In books, music, travel, nature, and, most importantly, my wife, I find the things that feel removed from the monotonous conformity of an American society that appears to be moving ever closer to an abyss of irrelevancy.
Yesterday, we voted to keep our heads in the sand. Today is the first time this year I’ve heard Christmas music in a public space. I move around a city where there is little to distinguish one corner from the next. No matter the business I visit, I will be greeted by the first victims of an education system that has not kept pace with our age of encroaching complexity.
I find nothing novel about life in the American city. The sense I have of broken people is running strong right now. We are no longer citizens of a shared identity called America; we are each other’s potential enemy. At one time, America was able to pit nations against other nations, and these new adversaries would battle one another. Today, our government has learned how to pit Americans against Americans, risking a conflagration that will allow the lowest common denominator of imbecility to demonstrate the extent of their rage against nothing besides their own personal failure.

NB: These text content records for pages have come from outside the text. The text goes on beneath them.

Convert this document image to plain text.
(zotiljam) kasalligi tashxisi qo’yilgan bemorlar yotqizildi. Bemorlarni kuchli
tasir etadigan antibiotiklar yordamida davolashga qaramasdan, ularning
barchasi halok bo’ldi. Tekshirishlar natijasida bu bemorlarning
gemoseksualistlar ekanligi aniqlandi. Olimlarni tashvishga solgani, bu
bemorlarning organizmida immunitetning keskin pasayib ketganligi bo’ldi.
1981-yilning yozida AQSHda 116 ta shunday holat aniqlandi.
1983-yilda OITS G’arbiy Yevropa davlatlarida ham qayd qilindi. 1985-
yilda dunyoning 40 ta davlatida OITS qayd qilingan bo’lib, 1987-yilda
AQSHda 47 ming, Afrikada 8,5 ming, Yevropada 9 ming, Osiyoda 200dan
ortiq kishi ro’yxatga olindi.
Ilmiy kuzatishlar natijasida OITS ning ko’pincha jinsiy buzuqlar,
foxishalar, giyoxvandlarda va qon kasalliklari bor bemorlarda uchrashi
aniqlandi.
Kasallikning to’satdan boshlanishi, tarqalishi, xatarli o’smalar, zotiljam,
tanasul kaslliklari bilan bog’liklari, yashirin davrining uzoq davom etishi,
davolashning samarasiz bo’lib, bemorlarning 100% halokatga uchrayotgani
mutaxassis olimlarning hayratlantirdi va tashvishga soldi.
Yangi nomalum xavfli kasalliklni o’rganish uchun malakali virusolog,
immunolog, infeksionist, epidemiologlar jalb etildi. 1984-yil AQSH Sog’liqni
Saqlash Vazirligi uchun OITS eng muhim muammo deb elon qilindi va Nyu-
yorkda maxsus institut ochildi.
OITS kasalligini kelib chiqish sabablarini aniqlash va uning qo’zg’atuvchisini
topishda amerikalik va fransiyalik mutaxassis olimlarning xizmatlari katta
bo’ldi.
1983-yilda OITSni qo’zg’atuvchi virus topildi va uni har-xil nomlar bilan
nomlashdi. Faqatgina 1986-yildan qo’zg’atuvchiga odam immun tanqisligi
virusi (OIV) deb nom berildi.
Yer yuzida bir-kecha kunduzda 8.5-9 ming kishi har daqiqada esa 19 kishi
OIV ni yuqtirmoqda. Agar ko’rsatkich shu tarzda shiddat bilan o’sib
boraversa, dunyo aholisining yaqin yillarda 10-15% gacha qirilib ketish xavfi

In Europe, I’m ensconced in history. In nature, I’m embraced by beauty. With my wife, I’m enchanted with sharing love. While learning I’m enveloped in discovery. In American culture, I feel suffocated by aggression and the vacuous pride of those hostile in their rabid beliefs.
I’m taken back thirty years ago when Cabaret Voltaire sang “Don’t Argue,” which relied heavily on the words of Dr. Seuss when he penned the script for a propaganda film “Your Job In Germany” that warned occupying soldiers not to trust those around them. Then Mark Stewart and the Mafia comes to mind with “As The Veneer of Democracy Starts to Fade.” Finally, Test Dept with “Total State Machine” rounds out my sense of needing to return to the sound of rebellion and discontent. I’ll try and hold on to the hope that just as these English artists saw the same ugly situation devolving in their culture, they seem to have endured.
The problem here is that I’m now 55, and for over 20 years, I’ve been comfortable in the simultaneous oblivion and hyper-awareness of ecstasy, where beauty and love ruled my life nearly exclusively. Today, I am forced to witness the banality of a malignant horde that feels reminiscent of the failing industrial culture that was being choked out in the mid-’70s. Maybe the problem has always been the baby boomers. I’m looking for an escape from a generation that not only produced some amazing minds but also created the conditions of decay that see society taking two steps back for every step forward.